Taking place deep within the mountains, we follow a young Buddhist monk and his master living in a monastery floating on a lake. The setting alone evokes the serene quality of the season, and this contemplative tone permeates the entire narrative as the young boy grows into an adult. Through five segments that represent each season in the film’s title, we witness the pivotal stages in the monk’s life. It’s one thing to embody the spirit of the seasons, but to turn it into the driving force of the narrative, as well as a metaphor for the cyclical nature of life, further proves the endless possibilities that the medium of film still has to offer.
Words by Kai-Ming Chow
Pride & Prejudice (2005)
In Joe Wright’s gentle adaptation of Pride & Prejudice, there’s something utterly serene about watching a bare-faced Kiera Knightly stroll through open fields, grazing her hand over wheat grass, with her hair in a loose bun. Not forgetting that penultimate scene: as Knightly takes another stroll out into the fields, the sun begins to rise over the misty landscape. As the sun rises, the pair unite.
As much as I love the novel, the film adaptation captures the essence of spring in such a simple yet beautiful way.
Words by Jennifer Charlton
10 Things I Hate About You (1999)
Gil Junger’s comedy classic 10 Things I Hate About You uses its high school setting to create an exciting narrative that exudes the feeling of springtime and change.
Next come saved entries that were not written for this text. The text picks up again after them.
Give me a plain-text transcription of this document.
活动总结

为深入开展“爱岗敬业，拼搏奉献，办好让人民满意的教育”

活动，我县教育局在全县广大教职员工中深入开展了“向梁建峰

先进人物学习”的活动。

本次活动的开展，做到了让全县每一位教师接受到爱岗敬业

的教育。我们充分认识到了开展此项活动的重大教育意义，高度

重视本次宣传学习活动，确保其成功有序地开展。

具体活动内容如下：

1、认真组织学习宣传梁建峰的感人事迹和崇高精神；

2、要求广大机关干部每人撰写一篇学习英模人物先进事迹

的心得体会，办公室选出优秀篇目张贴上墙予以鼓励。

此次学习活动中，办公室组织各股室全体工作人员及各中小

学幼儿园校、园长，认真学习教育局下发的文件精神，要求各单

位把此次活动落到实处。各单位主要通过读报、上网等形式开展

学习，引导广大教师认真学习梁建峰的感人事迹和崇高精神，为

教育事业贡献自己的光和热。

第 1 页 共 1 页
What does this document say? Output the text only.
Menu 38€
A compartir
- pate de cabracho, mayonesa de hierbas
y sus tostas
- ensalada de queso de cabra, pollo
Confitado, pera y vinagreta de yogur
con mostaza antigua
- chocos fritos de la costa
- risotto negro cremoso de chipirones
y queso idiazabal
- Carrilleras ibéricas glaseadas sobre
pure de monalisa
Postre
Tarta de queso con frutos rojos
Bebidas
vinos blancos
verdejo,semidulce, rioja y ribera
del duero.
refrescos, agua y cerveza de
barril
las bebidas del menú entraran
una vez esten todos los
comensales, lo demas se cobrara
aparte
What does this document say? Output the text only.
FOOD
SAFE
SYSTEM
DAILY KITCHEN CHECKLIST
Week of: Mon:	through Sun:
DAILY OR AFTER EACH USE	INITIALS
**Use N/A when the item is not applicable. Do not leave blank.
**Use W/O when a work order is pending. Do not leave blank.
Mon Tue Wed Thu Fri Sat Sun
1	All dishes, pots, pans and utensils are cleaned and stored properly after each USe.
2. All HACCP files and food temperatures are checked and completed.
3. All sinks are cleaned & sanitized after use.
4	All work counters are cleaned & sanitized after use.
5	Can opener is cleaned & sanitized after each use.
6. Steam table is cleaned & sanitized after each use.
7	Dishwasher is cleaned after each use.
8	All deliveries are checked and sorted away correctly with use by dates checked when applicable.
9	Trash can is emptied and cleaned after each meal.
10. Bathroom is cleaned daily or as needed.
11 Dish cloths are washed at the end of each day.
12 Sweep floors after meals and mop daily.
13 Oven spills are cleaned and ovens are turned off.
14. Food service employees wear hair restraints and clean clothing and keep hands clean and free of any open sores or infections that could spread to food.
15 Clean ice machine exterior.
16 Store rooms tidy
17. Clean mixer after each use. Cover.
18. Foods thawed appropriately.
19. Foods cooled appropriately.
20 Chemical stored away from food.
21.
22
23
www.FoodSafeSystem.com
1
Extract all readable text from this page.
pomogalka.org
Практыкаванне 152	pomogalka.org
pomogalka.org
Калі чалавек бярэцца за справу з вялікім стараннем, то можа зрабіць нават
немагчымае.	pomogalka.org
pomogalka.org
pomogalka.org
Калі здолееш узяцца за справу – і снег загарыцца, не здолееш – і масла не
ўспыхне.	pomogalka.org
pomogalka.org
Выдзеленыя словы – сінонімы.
Kat begins the film as an angry, lonely girl who hates the thought of being happy, yet by the end she is being serenaded in the most American way through a brass band performance in the bleachers. There’s nothing that shouts spring more than a sunny day at school. The bittersweet love of Kat and Patrick creates a clean juxtaposition with the joy of springtime as the seniors move closer to their beloved ‘Spring Break’. Kat’s sister Bianca (Larisa Oleynik) learns to live without the controlling grasps of her overbearing but loving father, fledgling from the nest like creatures at spring.
Words by Katie Evans
The Secret Life of Walter Mitty (2013)
To me, The Secret Life of Walter Mitty is warmth. In all its quirkiness, it’s a story of hope, renewal and transformation. The main character, Walter, once lived unnoticed. He was a dull man, with a dull job and a dull life. But in challenging himself, he eventually finds joy in the everyday.
Like The Secret Life of Walter Mitty, spring is warmth. It is nature’s story of hope, renewal and transformation. Spring challenges winter to change its way and soon enough the days get brighter, the air gets warmer and joy is easier found. As Walter draws the curtains on his old self, spring opens hers for the first time.